Families look to us for guidance. We are not just teaching kids. I recommended the first two books below to this parent. I am adding a third, equally indispensible.

Yardsticks: Child and Adolescent Development Ages 4-14 by Chip Wood

The descriptions of the developmental stages of kids at every age level is uncanny. Reading what is expected of the students you support is a reminder that “this is normal, not personal”. It is also a terrific resource for families. Most parents were never “trained” in how to raise children.

For example, the following information was helpful to me as both of my kids transitioned into adolescence.

“This is a year when students become much more devoted to their classmates and peer groups. With their growing interest in peers, elevens do well with collaborative work. They’re likely, though, to challenge, debate, and argue with each other as they practice the art of social negotiation, which will help them form strong affiliations and friendships as teenagers and young adults” (pg. 123).

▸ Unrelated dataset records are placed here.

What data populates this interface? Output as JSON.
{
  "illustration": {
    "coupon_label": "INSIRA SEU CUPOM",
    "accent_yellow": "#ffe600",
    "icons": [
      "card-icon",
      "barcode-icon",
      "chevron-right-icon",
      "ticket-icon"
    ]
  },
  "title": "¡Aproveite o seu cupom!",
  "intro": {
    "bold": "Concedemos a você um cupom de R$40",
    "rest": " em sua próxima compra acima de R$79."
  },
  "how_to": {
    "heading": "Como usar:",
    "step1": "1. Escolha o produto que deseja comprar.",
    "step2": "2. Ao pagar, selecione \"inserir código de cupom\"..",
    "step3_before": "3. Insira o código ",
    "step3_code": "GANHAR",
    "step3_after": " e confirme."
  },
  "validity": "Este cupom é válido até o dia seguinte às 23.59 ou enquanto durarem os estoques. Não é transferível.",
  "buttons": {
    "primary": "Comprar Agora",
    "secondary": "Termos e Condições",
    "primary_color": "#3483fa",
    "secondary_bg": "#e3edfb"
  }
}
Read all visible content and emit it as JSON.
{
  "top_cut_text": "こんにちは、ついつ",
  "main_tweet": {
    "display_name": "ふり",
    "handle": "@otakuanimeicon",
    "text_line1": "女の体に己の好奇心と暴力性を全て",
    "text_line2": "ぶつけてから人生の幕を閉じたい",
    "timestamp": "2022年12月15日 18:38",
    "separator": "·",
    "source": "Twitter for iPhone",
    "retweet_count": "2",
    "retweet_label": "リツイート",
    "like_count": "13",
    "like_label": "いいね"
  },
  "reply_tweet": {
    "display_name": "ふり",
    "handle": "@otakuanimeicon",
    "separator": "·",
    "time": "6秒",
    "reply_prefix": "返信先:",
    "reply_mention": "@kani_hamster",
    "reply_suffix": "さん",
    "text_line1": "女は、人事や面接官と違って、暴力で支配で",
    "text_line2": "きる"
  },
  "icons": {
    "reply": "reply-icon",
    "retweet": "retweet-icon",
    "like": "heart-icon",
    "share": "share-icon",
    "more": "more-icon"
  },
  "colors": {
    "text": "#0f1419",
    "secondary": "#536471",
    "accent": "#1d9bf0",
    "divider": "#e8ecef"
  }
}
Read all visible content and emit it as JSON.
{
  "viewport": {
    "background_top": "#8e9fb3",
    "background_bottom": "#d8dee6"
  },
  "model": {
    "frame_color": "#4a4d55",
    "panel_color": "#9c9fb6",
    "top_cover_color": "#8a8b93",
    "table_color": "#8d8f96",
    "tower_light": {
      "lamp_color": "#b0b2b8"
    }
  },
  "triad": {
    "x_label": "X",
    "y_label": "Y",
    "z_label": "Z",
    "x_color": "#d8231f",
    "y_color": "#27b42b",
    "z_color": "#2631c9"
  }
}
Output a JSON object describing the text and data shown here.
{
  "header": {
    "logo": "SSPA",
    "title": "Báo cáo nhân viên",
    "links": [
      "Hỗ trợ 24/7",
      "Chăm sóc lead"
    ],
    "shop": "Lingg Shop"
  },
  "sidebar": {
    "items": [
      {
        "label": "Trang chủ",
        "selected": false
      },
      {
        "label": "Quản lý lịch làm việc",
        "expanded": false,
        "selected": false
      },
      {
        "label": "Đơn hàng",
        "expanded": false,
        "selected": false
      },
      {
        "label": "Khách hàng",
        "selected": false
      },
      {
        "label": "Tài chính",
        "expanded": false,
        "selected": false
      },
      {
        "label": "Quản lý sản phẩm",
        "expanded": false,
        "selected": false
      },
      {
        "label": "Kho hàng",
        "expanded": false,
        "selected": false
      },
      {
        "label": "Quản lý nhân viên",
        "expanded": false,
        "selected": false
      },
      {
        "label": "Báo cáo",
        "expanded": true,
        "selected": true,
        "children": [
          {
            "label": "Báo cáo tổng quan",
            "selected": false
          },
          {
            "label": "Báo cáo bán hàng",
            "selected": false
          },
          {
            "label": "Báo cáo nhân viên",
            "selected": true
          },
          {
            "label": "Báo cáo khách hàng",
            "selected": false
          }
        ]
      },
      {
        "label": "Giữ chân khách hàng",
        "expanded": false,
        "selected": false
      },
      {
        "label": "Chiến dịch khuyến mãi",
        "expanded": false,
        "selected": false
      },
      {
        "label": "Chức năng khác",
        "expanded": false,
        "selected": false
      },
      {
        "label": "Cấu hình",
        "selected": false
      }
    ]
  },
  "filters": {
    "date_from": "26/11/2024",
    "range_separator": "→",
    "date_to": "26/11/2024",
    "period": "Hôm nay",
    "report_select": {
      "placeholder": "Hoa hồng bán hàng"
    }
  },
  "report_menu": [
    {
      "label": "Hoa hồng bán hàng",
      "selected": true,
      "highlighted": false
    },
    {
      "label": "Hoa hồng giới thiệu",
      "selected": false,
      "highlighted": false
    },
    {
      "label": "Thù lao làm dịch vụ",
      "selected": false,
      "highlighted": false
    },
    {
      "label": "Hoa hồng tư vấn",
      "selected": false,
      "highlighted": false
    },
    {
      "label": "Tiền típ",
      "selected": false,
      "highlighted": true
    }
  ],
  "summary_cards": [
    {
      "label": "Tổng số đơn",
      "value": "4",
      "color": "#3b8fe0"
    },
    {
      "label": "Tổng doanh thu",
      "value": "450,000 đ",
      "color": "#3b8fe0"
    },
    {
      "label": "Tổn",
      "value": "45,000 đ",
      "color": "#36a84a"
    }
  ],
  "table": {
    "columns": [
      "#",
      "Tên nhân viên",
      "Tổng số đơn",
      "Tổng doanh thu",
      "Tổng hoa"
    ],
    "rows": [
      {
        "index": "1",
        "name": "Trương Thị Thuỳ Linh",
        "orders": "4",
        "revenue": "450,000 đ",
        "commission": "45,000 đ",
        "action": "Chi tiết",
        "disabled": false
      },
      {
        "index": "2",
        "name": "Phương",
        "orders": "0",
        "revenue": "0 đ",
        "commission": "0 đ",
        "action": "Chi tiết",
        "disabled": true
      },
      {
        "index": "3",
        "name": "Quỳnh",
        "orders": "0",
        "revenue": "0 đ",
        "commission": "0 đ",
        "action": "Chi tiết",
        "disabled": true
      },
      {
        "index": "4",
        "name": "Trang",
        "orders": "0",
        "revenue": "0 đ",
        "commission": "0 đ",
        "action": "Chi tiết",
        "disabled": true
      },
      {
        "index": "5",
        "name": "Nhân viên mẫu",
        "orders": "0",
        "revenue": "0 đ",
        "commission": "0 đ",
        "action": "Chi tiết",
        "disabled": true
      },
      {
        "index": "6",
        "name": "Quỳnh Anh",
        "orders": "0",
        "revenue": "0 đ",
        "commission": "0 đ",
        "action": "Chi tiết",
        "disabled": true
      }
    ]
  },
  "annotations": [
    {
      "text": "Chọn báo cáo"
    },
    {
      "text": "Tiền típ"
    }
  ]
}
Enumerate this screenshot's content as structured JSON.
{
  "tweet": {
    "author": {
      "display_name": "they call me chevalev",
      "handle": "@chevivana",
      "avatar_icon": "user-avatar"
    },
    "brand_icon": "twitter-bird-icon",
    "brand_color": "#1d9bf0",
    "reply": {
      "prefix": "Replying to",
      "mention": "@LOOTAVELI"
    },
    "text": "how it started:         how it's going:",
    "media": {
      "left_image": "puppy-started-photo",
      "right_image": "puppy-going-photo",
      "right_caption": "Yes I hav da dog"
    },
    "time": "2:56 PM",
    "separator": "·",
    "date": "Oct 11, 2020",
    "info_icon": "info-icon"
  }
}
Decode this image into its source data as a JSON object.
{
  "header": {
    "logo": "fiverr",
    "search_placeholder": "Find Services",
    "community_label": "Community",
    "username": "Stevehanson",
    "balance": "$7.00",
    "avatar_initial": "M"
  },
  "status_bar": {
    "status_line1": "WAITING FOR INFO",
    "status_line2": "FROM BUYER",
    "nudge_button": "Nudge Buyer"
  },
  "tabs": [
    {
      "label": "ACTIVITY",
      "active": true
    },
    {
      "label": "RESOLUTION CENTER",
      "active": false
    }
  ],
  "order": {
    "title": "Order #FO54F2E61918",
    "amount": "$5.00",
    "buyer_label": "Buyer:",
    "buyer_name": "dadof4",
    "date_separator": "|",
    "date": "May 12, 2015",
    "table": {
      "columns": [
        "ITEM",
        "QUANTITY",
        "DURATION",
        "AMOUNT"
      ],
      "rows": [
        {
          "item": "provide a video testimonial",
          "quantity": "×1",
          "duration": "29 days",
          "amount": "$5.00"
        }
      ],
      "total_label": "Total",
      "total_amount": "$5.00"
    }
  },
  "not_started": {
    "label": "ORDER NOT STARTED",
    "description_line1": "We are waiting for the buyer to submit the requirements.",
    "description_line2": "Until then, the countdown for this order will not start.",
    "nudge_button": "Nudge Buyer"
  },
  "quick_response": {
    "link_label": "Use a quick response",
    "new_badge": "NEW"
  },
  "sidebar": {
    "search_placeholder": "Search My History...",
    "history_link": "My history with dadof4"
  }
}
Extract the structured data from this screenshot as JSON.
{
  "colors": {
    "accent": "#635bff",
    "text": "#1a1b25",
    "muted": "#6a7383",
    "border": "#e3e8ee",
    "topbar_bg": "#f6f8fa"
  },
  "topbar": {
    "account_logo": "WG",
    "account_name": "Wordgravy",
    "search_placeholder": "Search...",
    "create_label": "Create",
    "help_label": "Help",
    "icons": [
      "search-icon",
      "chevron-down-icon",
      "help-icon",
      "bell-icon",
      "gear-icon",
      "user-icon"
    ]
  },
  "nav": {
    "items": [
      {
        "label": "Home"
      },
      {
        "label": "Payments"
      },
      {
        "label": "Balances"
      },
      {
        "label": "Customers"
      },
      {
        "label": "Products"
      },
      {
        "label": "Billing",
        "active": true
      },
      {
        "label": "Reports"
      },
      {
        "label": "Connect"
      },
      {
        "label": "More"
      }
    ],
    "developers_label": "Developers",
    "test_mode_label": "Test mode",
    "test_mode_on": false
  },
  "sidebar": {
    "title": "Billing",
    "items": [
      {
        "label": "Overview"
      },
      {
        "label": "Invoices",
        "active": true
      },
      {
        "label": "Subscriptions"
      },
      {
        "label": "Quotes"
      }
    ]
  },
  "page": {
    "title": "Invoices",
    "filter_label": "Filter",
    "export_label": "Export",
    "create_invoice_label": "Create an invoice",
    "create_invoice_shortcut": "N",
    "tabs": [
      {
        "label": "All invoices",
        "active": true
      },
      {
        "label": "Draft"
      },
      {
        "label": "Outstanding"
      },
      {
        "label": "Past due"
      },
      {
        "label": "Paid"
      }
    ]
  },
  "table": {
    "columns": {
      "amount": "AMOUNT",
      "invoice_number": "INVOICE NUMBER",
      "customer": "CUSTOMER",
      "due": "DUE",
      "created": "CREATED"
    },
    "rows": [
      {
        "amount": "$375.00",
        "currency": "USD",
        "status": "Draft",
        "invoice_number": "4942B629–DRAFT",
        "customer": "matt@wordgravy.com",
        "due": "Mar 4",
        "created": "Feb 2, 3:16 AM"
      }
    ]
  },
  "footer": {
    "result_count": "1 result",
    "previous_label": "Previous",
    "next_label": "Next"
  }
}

Of course, these are generalizations and may not be applicable to all kids. However, the descriptions of what to expect plus the ideas for how to approach each age level are invaluable.

The Read Aloud Handbook by Jim Trelease

This was one of my go-to resources when teaching 5th and 6th graders. As a busy educator, I did not have time to read all of the excellent literature out there. Trelease provides a long list of books teachers and parents can rely on as excellent read alouds. The first half of the book includes persuasive chapters on the importance of reading aloud to kids at any age.

It is now in its eighth edition. The original author, Jim Trelease, has handed off the updating duties to Cyndi Giorgis. Doctors hand this book out to new parents. Teachers and leaders might do the same at open house nights and conferences, along with some of the book titles recommended in the resource.

Choice Words: How Our Language Affects Children's Learning by Peter Johnston

I remember Richard Allington referring to this book at at literacy conference as “maybe the best book on teaching you will find”. Donalyn Miller calls it a “game changer”. At less than 100 pages yet full of wisdom, it is one of the most accessible and practical resources for supporting positive learning environments.

Language - what we say, how we say it - is the focus of Choice Words. Johnston organizes the book into six areas based on research of the most effective teachers. Specific stems and approaches are suggested for teachers and parents to try. While it is about language, what it really helps us as adults do is to better listen to our kids so they become more confident and self-directed. Consider using Choice Words for a family book club, or just to have on hand when a parent is looking for support.

What book not listed here do you regular recommend to families?